Defense Ministry spokesman Igor Konashenkov told Interfax that Shlyakhturov, 64, was removed after reaching retirement age for military servicemen.
The Kommersant newspaper, citing unidentified sources on Saturday, said Shlyakhturov, who was appointed by President Dmitry Medvedev in April 2009, had left his post to head the board of OAO Korporatsiya MIT, which develops nuclear missiles.
The Russian military intelligence service, known by its Russian acronym GRU, has agents spread across the globe.

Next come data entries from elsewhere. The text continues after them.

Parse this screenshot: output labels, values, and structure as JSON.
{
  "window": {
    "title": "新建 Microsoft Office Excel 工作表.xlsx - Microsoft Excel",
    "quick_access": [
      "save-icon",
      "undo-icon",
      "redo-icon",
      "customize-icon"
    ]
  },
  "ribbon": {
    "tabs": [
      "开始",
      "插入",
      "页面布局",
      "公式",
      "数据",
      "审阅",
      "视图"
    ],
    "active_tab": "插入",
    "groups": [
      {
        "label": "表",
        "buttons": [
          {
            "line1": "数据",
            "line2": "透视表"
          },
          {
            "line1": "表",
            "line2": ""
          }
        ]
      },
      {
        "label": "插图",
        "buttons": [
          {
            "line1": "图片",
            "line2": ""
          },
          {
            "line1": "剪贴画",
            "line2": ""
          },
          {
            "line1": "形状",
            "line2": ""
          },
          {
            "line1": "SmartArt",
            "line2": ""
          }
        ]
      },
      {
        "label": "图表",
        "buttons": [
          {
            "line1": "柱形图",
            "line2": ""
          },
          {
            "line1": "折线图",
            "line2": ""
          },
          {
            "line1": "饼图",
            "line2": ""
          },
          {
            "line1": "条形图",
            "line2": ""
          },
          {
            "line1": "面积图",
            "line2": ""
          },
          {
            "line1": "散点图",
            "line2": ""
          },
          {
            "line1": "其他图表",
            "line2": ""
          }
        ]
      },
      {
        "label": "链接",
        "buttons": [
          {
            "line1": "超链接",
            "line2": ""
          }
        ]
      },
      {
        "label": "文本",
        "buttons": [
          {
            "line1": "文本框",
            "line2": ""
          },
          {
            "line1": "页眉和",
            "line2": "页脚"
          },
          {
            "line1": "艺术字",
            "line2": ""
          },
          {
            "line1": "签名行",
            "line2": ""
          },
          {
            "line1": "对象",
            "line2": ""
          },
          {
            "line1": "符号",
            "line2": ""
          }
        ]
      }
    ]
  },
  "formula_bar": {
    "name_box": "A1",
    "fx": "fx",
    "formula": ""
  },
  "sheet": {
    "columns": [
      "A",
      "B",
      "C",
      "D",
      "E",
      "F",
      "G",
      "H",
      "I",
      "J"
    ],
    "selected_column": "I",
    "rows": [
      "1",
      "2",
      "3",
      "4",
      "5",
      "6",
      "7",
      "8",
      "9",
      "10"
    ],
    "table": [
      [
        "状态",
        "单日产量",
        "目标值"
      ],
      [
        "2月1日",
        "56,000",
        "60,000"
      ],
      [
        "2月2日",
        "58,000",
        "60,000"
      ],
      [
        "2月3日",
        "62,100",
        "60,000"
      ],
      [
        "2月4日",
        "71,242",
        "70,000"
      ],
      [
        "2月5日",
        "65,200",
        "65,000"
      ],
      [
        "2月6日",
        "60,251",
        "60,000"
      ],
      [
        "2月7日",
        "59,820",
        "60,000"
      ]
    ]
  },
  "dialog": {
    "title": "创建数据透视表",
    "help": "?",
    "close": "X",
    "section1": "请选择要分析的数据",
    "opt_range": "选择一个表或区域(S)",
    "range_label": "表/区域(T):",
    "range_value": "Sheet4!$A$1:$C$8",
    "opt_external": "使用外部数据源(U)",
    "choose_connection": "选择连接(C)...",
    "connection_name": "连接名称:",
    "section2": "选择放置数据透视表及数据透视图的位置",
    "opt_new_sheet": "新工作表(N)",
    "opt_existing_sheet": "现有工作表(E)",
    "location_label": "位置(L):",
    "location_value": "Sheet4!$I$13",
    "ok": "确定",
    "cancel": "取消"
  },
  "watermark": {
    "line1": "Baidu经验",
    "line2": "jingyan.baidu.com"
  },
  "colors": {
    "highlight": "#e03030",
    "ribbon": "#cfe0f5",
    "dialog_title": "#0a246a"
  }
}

Created in 1918 under revolutionary leader Leon Trotsky, it answers to the chief of the general staff, one of the three people who control Russia's portable nuclear briefcase. Shlyakhturov's predecessor, General Valentin Korabelnikov, was seen to have been dismissed for opposing Kremlin-backed military reforms. But Shlyakhturov is viewed as an ally of Defense Minister Anatoly Serdyukov, who has cut the number of servicemen and reorganized the armed forces command.
Unlike the Soviet-era KGB secret police, the GRU was not split up when the Soviet Union collapsed, although the organization has lost turf wars with the KGB's main successor, the FSB, over recent years, according to local media.
Russia's most powerful man, Vladimir Putin, served as a KGB spy in East Germany in the 1980s and later became director of the FSB. In 2006, he visited the new Moscow headquarters of GRU, where he was shown shooting a pistol on a firing range.